Moving a view on the screen (scrolling, translating, rotating) drops UI thread FPS #

This is especially true when you have text with a transparent background positioned on top of an image, or any other situation where alpha compositing would be required to re-draw the view on each frame. You will find that enabling shouldRasterizeIOS or renderToHardwareTextureAndroid can help with this significantly.

Be careful not to overuse this or your memory usage could go through the roof. Profile your performance and memory usage when using these props. If you don't plan to move a view anymore, turn this property off.

Animating the size of an image drops UI thread FPS #

On iOS, each time you adjust the width or height of an Image component it is re-cropped and scaled from the original image. This can be very expensive, especially for large images. Instead, use the transform: [{scale}] style property to animate the size. An example of when you might do this is when you tap an image and zoom it in to full screen.

My TouchableX view isn't very responsive #

Sometimes, if we do an action in the same frame that we are adjusting the opacity or highlight of a component that is responding to a touch, we won't see that effect until after the onPress function has returned. If onPress does a setState that results in a lot of work and a few frames dropped, this may occur. A solution to this is to wrap any action inside of your onPress handler in requestAnimationFrame:

handleOnPress() { // Always use TimerMixin with requestAnimationFrame, setTimeout and // setInterval this.requestAnimationFrame(() => { this.doExpensiveAction(); }); }

Profiling #

Use the built-in Profiler to get detailed information about work done in the JavaScript thread and main thread side-by-side.

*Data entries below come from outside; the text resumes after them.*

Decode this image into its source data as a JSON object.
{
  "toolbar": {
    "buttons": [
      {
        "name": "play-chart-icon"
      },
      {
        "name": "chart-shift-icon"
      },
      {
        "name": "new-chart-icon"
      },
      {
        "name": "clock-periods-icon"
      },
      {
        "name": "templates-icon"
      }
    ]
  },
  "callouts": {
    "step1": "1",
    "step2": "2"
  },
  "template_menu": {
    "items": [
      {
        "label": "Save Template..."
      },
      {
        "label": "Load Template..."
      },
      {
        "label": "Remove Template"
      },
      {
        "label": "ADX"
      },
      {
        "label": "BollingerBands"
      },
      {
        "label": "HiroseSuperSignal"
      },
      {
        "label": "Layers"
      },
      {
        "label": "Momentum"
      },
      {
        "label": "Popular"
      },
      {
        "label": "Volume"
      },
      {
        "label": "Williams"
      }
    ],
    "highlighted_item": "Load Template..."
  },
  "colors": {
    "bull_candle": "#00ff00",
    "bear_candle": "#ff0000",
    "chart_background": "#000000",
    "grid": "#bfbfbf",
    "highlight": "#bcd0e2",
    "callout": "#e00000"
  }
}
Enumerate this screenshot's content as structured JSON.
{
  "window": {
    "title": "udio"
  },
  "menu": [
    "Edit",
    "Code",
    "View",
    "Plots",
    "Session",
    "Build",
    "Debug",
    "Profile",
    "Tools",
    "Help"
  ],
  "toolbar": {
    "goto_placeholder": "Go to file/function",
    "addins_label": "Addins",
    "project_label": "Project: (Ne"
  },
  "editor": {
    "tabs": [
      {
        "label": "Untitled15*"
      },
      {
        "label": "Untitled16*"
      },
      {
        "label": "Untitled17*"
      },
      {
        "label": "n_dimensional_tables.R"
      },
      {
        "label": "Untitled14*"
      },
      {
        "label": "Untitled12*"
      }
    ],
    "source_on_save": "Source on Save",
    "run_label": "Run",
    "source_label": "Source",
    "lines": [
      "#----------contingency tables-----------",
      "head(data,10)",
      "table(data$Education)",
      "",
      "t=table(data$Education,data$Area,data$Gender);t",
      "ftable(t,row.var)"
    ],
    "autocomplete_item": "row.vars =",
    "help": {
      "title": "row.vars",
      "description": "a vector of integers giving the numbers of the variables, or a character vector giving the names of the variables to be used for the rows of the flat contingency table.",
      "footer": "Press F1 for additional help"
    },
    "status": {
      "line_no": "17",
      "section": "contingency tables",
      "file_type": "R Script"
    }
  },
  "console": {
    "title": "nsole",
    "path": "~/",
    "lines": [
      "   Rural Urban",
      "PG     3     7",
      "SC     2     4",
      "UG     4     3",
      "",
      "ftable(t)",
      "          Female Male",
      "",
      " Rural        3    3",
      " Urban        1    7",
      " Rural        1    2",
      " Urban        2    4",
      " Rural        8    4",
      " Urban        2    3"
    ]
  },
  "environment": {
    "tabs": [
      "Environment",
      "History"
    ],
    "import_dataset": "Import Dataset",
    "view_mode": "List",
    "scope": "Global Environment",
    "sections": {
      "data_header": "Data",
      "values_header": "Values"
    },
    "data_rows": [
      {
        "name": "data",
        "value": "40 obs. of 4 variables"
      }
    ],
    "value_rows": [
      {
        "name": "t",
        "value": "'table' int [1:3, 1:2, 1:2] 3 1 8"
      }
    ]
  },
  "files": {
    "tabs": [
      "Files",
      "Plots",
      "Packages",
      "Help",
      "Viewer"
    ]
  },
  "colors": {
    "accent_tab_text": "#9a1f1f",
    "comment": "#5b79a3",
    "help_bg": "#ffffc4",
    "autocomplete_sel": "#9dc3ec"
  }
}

For iOS, Instruments are an invaluable tool, and on Android you should learn to use systrace.

You can also use react-addons-perf to get insights into where React is spending time when rendering your components.

Another way to profile JavaScript is to use the Chrome profiler while debugging. This won't give you accurate results as the code is running in Chrome but will give you a general idea of where bottlenecks might be.